The two layers of electrically conducting material that is
metal foil here were separated by layers of a non-conducting material that was glass
in the case of the Leyden jar, but it can also be wax, mica, oil, paper,
tantalum, plastic, ceramic material, or even air.
The outer foil was connected to the ground, and the inner
foil was connected to a source of electricity such as an electrostatic
generator.
The plates will become charged, one positively and one
negatively. If the externally applied voltage is then removed, the plates of
the capacitor remain charged, and the presence of the electric charge induces
an electrical potential between the plates.
Daniel Gralath was
the first scientist to combine several Leyden jars in parallel into a
"battery" to increase the charge storage capacity.
Benjamin Franklin checked the Leyden jar, and proved that
the charge was stored on the glass, not in the water as it was assumed.
He used a Leyden jar to store electricity from lightning in
his famous kite flying experiment in 1752. By doing so he proved that lightning
was really electricity.
He deviced the idea of a parallel or flat plate capacitor
& developed the first flat plate capacitor called the Franklin Square.
Leyden jars began to be made by coating the inside and
outside of jars with metal foil, leaving a space at the mouth to prevent arcing
between the foils.
The earliest unit of capacitance was the 'jar', equivalent
to about 1 Nano farad.
Years later, Michael Faraday experimented and made the first
practically viable capacitor. Faraday’s pioneering role in capacitor technology
has been honoured by naming the SI unit of Capacitance as ‘Farad’.

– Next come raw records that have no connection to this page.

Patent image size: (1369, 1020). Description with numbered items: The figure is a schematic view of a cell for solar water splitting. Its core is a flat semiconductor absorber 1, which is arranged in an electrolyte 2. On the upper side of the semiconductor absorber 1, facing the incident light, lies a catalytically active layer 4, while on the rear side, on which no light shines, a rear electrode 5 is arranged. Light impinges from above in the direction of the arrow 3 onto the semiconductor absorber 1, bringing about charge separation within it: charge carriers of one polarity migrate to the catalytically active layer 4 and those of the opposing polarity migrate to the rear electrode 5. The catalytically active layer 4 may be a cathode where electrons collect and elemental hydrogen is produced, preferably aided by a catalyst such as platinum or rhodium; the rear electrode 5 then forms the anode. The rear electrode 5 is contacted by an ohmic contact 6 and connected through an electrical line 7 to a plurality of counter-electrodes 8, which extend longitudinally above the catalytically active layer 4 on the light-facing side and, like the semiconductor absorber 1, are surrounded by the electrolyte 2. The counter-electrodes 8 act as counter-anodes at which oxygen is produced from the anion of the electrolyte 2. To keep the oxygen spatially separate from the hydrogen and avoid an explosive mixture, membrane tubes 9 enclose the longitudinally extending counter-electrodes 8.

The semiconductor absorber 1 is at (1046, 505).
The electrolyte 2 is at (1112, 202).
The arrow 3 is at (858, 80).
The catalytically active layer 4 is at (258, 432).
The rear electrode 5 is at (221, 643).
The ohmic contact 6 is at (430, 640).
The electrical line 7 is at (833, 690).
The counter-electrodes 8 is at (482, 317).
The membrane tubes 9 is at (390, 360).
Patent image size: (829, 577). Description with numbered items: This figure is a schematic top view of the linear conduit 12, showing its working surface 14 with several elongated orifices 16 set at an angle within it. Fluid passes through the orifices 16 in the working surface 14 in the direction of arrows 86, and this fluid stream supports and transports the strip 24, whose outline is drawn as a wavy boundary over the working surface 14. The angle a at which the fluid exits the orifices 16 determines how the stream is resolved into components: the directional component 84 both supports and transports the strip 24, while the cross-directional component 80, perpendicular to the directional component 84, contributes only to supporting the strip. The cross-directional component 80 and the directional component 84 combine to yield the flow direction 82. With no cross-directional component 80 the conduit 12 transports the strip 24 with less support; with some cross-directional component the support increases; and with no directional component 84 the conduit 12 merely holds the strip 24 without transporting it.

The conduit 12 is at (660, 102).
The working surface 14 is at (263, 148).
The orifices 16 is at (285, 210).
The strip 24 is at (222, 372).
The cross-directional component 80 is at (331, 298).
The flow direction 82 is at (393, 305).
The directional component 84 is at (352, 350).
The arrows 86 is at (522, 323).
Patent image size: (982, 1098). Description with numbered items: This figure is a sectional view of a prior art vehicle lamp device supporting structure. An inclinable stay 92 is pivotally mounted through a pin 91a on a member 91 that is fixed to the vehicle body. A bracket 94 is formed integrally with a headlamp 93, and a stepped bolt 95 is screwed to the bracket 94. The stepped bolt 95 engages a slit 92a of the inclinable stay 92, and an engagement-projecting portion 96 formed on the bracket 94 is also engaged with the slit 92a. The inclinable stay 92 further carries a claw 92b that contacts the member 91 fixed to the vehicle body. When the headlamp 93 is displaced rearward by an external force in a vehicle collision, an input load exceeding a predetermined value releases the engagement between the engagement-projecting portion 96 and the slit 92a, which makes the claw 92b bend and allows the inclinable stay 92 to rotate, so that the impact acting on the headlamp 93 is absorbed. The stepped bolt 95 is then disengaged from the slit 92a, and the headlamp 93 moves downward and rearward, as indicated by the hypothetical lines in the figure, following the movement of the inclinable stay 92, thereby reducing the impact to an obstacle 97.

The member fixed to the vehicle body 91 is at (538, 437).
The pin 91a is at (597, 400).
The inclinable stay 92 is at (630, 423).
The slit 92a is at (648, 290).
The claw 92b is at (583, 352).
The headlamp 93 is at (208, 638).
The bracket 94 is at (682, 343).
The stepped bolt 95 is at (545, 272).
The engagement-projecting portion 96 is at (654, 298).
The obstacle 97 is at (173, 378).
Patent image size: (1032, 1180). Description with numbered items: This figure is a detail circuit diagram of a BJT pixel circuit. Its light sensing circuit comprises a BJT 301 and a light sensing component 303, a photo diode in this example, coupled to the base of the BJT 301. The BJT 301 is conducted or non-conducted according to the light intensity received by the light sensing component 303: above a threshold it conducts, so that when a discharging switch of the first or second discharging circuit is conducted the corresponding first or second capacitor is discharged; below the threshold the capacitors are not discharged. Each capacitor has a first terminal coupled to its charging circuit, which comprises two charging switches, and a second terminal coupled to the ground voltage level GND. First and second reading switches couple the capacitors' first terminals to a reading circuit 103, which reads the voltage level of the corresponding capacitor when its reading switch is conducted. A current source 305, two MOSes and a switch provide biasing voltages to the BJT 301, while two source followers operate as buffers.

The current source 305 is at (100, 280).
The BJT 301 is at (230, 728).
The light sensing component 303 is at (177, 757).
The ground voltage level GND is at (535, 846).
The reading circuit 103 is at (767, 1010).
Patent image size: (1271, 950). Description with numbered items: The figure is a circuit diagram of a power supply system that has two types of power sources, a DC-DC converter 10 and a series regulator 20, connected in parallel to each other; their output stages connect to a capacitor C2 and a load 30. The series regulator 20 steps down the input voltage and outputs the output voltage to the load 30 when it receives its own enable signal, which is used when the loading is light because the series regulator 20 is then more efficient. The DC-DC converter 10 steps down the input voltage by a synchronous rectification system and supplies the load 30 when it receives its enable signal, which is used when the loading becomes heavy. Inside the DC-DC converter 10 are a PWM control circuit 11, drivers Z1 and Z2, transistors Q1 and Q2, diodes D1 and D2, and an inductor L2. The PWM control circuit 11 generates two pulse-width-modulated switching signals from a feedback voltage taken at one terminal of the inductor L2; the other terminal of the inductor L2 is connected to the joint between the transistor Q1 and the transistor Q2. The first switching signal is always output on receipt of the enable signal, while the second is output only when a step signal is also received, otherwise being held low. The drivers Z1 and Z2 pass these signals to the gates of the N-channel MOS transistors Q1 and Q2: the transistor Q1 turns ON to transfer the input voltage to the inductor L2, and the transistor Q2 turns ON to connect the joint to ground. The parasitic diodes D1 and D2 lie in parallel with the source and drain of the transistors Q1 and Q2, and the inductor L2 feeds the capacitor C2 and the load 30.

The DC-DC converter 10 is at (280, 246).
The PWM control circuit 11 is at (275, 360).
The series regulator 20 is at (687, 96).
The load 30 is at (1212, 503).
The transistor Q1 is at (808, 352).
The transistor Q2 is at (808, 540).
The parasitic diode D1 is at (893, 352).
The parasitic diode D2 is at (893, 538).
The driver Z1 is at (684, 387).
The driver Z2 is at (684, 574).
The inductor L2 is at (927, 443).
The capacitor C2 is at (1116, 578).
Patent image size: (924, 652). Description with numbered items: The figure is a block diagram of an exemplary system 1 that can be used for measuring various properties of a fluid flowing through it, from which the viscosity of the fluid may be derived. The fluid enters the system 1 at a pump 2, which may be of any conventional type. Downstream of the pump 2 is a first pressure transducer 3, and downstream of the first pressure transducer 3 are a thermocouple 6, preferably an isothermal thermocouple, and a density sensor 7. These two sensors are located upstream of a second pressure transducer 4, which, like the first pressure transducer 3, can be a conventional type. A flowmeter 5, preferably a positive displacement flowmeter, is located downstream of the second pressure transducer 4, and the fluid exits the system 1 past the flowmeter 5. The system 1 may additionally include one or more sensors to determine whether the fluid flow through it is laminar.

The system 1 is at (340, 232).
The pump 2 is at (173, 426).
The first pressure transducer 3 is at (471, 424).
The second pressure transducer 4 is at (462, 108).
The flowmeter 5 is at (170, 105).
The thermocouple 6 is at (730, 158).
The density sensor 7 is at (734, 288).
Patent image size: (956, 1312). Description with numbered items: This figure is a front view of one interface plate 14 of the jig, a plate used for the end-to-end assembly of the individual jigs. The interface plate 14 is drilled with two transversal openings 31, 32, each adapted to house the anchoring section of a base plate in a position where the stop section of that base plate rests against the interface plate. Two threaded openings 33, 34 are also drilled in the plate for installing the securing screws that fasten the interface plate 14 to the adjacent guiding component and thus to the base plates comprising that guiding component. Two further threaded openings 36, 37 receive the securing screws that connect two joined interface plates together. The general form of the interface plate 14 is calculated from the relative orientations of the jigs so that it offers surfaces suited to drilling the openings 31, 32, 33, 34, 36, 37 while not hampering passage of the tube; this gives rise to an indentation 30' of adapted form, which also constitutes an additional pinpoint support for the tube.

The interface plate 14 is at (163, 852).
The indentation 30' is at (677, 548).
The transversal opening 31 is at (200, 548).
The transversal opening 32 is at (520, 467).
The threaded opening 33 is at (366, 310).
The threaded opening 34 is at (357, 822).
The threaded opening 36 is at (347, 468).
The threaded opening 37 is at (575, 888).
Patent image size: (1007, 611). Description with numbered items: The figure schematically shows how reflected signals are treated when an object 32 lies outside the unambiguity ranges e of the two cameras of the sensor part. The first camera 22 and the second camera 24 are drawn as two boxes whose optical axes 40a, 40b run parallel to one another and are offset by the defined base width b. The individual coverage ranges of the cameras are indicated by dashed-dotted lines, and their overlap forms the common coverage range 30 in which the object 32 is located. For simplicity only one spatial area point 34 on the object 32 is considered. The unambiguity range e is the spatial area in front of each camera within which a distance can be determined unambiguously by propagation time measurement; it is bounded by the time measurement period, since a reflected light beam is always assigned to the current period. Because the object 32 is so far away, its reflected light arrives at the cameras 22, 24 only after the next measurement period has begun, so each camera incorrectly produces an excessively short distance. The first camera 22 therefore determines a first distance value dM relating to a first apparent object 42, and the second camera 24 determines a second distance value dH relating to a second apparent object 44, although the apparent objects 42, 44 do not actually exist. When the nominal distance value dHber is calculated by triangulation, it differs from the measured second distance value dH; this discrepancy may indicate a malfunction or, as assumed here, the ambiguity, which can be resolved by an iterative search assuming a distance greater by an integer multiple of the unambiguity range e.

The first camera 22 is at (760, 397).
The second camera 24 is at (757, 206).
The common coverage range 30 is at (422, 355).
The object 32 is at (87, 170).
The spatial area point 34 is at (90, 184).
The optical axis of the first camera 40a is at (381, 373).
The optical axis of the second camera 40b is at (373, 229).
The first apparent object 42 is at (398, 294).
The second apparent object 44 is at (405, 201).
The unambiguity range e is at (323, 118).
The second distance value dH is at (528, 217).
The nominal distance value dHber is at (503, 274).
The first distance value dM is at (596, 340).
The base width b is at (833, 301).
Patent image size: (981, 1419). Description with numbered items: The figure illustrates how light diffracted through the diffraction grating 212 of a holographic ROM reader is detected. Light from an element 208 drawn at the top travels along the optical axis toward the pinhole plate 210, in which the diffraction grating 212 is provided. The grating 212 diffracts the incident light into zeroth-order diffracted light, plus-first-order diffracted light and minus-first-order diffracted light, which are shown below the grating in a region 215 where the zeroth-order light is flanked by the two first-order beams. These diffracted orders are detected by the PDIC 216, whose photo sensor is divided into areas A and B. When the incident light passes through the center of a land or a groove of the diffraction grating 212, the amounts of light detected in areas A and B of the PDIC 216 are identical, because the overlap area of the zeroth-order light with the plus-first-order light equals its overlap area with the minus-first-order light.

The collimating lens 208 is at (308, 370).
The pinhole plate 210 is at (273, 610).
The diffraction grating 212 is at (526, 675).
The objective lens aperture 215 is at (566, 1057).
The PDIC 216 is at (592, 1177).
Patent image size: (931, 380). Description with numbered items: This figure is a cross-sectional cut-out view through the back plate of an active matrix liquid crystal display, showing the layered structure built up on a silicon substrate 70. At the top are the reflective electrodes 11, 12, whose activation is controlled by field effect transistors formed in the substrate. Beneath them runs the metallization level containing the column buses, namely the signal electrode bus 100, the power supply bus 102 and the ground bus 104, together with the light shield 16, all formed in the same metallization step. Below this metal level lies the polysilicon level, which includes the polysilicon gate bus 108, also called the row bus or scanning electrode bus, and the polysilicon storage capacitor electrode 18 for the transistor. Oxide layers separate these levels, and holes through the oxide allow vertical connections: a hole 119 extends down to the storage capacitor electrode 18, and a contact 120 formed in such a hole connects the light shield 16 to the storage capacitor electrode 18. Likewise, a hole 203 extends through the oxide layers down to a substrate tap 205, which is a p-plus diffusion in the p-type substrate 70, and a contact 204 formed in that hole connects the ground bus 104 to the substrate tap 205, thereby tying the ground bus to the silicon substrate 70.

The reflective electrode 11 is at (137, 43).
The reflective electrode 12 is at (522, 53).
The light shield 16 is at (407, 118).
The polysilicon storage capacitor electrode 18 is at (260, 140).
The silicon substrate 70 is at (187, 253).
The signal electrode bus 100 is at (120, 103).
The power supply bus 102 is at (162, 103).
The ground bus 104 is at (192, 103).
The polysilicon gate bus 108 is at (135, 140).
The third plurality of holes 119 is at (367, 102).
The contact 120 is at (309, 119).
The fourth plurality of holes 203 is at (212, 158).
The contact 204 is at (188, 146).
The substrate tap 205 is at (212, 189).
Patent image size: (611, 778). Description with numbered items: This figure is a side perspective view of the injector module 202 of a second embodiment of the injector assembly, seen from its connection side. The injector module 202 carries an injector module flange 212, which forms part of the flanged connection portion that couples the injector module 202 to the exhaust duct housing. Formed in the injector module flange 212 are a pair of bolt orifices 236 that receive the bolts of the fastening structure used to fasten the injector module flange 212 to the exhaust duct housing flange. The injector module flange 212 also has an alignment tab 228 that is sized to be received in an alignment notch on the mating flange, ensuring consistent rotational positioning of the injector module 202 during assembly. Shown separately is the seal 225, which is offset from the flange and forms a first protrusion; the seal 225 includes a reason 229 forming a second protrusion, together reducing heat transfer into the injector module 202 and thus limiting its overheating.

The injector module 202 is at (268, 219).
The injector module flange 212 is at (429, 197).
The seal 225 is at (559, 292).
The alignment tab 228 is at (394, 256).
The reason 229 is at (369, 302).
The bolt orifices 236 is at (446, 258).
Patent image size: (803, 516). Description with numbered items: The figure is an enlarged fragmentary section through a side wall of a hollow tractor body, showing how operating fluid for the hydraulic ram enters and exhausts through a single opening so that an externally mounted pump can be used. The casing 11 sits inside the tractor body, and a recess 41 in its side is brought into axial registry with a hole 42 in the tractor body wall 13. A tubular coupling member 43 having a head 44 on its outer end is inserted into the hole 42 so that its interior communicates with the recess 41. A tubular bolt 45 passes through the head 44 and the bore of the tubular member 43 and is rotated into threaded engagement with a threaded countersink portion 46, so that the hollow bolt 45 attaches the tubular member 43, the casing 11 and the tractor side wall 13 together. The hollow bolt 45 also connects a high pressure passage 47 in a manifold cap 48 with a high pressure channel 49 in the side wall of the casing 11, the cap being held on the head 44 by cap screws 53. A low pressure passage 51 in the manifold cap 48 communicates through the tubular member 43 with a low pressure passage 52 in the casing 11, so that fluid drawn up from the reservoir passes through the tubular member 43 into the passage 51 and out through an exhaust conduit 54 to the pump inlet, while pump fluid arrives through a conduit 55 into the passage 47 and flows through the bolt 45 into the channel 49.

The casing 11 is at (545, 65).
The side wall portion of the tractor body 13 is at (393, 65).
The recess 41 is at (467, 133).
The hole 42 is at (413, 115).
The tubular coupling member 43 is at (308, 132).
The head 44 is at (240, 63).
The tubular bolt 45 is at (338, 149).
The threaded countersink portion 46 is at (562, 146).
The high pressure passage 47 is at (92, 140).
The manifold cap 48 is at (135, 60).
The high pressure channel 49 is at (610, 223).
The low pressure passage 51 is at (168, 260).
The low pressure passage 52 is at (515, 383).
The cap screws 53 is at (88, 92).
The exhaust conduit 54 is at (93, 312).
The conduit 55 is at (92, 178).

Leyden jar or flat glass plate construction was used until
about 1900.
The invention of wireless (radio) created a demand for
standard capacitors, and the steady move to higher frequencies required
capacitors with lower inductance.
A flexible dielectric sheet such as oiled paper sandwiched
between sheets of metal foil, rolled or folded into a small package were
constructed.
Early capacitors were also known as condensers, this term is
still used occasionally now.
It was coined by Alessandro Volta in 1782.
It was derived
from the Italian word “condensatore”,
with reference to the device's ability to store a higher density of electric
charge than a normal isolated conductor.